Aided by Rao’s own ideological impulses and the broader geopolitical shifts triggered by the end of the Cold War, this change immediately reflected in India’s relations with two countries – Myanmar and Israel.

The policy tweaks were so critical that they continue to colour India’s approach to the two countries more than three decades later, despite the fact that the world today looks very little like the early 1990s.

In that sense, Rao’s calculative and arguably self-serving realpolitik – which foreign policy scholars often like to effusively paint as “pragmatism” – became a leitmotif of an India that struggled to adapt to a new global political and economic order.

A U-turn

Before Rao’s tenure began, Myanmar had been all but deadlocked in a seemingly unending civil war between a brutal regime led by the military autocrat, General Ne Win, and various ethnic armies.

In 1988, when the junta cracked down on nonviolent protesters in Rangoon and other parts of Myanmar, thousands fled across the border to North East India.

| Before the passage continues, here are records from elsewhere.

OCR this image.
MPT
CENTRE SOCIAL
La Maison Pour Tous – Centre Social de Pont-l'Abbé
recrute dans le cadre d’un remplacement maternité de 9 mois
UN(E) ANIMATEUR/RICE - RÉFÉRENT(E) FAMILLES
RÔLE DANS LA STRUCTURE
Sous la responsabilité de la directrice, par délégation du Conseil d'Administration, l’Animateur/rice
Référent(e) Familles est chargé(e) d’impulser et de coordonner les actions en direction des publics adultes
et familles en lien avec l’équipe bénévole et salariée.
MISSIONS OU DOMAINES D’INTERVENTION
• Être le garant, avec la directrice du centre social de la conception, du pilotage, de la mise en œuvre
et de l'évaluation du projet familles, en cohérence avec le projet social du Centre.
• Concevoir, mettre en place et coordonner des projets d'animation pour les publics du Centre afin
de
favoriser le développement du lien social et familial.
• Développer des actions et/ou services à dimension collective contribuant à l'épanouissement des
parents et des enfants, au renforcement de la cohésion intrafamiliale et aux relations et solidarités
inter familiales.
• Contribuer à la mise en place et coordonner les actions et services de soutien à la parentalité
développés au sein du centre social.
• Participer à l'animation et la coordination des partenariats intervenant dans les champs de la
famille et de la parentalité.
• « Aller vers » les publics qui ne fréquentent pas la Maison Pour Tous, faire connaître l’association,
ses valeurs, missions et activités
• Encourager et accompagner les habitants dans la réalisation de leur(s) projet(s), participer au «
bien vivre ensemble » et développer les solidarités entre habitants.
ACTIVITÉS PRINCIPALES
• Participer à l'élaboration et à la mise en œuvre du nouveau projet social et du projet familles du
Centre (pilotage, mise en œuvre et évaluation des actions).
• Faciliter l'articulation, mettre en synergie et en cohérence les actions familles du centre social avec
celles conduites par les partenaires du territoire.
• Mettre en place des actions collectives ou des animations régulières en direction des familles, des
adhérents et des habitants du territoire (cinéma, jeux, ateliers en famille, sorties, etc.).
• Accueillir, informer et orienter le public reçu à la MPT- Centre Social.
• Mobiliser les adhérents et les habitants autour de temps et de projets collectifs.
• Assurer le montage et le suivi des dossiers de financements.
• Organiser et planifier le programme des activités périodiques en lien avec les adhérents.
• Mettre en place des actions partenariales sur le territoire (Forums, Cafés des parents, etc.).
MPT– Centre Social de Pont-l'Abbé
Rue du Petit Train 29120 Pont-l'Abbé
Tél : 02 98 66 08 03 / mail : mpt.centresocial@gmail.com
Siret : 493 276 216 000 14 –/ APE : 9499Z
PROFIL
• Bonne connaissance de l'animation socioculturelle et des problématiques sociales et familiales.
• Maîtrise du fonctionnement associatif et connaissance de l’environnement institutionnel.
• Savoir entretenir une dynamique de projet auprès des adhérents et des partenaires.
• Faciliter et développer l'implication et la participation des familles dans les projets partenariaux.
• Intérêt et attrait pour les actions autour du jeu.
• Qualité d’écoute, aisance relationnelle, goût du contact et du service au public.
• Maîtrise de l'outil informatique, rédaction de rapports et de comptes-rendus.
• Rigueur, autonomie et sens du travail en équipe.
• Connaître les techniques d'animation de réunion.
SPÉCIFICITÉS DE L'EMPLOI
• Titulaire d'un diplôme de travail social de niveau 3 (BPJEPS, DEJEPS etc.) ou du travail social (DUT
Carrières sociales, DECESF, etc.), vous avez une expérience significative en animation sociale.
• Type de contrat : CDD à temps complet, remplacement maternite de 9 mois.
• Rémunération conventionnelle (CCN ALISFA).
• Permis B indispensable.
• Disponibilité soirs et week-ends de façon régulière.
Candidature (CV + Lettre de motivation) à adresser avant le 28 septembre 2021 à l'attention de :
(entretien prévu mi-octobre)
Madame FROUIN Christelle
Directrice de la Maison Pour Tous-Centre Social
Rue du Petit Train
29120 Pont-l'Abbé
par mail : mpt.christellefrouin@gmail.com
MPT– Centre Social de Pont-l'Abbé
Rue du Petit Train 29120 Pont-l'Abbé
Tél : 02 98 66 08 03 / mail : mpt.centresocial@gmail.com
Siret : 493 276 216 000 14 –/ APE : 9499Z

The Rajiv Gandhi-led government, then in power, welcomed the exiles with open arms. The Indian embassy in Rangoon set up a makeshift shelter for the wounded and veteran socialist leader, and later defence minister, George Fernandes hosted some refugees at his private residence in New Delhi.

But Rao’s government saw that policy as a strategic mistake and scrambled all assets to break the ice with the military regime next door. In August 1992, one year after Rao took over, New Delhi welcomed an inter-ministerial delegation from the newly-established Burmese junta, known as the State Law and Order Restoration Council, for an official visit. Next year, Indian Foreign Secretary JN Dixit, led his own delegation to Rangoon. A raft of bilateral security and economic agreements between New Delhi and the State Law and Order Restoration Council followed.

This was done under the ambit of what Rao’s government called the “Look East Policy” – a new initiative aimed at opening up Indian markets to Southeast Asia, building cross-border strategic synergies and balancing China’s influence in the neighbourhood.

From then on, India continued to publicly engage with the Myanmar military, arming and funding it, while relegating ties with the pro-democracy side to a bare minimum. This changed only when a quasi-civilian government took charge in Myanmar in 2010 and opened up the mainstream political space for the democratic opposition.

Narendra Modi with Myanmar State Counsellor Aung San Suu Kyi, at Bogyoke Aung San Museum, in Yangon in September 2017. Credit: Prime Minister’s Office (GODL-India), GODL-India, via Wikimedia Commons.

Rao led a similar turn-of-policy on Palestine.

On December 16, 1991, the same month the Soviet Union collapsed, India voted in favour of repealing a United Nations General Assembly resolution from 1975 that characterised Zionism as racism.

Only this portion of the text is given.